Nonetheless, there is a sizeable evidence gap when it comes to whether resources spent on in-service teacher professional development are improving learning, partly owing to a lack of instruments designed to measure teacher professional development. Currently, there is no instrument that can capture the step between teacher policy design and teachers’ classroom practice; that is, how teachers are actually trained and which specific components of this training effectively improve teacher behavior and subsequently student learning. A new survey instrument – the In-Service Teacher Training Survey Instrument (ITTSI) – will document the design and implementation details of in-service teacher training programs, providing data that can be used to create new programs or improve existing ones.
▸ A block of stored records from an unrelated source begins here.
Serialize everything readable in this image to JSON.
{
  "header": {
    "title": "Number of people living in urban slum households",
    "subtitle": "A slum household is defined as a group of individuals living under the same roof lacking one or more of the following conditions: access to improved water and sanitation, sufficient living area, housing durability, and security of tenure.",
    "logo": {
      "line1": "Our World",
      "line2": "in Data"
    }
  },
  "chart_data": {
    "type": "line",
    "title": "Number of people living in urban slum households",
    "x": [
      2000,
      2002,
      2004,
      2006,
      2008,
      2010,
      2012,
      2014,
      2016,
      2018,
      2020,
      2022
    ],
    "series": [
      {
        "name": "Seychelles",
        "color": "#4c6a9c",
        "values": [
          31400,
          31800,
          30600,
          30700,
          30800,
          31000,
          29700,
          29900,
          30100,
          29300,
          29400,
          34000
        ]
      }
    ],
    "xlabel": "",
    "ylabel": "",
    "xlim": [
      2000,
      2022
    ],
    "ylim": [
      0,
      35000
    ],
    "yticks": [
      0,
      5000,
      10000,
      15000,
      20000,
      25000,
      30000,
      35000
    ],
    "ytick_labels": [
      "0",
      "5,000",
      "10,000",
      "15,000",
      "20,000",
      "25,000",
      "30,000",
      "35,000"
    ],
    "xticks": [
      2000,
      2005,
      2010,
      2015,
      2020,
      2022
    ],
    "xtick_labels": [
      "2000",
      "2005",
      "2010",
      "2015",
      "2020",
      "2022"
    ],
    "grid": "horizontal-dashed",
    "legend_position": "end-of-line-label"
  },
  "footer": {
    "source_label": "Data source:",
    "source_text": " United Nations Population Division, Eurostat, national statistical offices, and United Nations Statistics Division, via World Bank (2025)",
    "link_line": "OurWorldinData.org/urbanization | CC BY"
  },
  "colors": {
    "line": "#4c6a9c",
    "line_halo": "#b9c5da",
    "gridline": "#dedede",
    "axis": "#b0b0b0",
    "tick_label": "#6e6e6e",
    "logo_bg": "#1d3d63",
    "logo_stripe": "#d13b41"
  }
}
Education System Snapshot Tool

The System Snapshot is a tool for rapid education system assessment, which allows for a cost-effective analysis of the policies around the core drivers of the system and its alignment and interactions to deliver education services. The approach includes analysis of the ideologies that intervene in functional areas in education, towards a solutions-orientated new option that realigns components of SABER into cross-cutting themes, in addition to domains. The System Snapshot tool would attempt to cover gaps in existing SABER-policy intent tools, support country strategic engagement through a rapid and flexible overarching tool that can better inform operational dialogue, and guide in-depth applications at the domain level. In applying systems theory to the education system, the success of a system depends on the effectiveness of interactions within that system. Against this backdrop, six cross-cutting themes and drivers have been identified - derived from SABER’s domains, taking into consideration the critical value of interactions that ultimately determine the success or failure of a system, including: Governance and leadership; Standards and norms; Resources and expertise; Information, Evidence and feedback; Delivery of services and instructions and management relationships; and Accountability and quality assurance. Each theme integrates policy levers from across SABER domains, enabling full-system analysis and coherent interventions. The themes specifically assess essential system dynamics and interactions, providing an opportunity to operationalize a more cost-effective, systems-level, actionable approach for country decision-makers.

To date, SABER has completed the tool construct and the approach in the education system assessment utilizing meta-analysis and the SABER domains frameworks. The tool is currently being piloted and is expected to be finalized in the next coming months.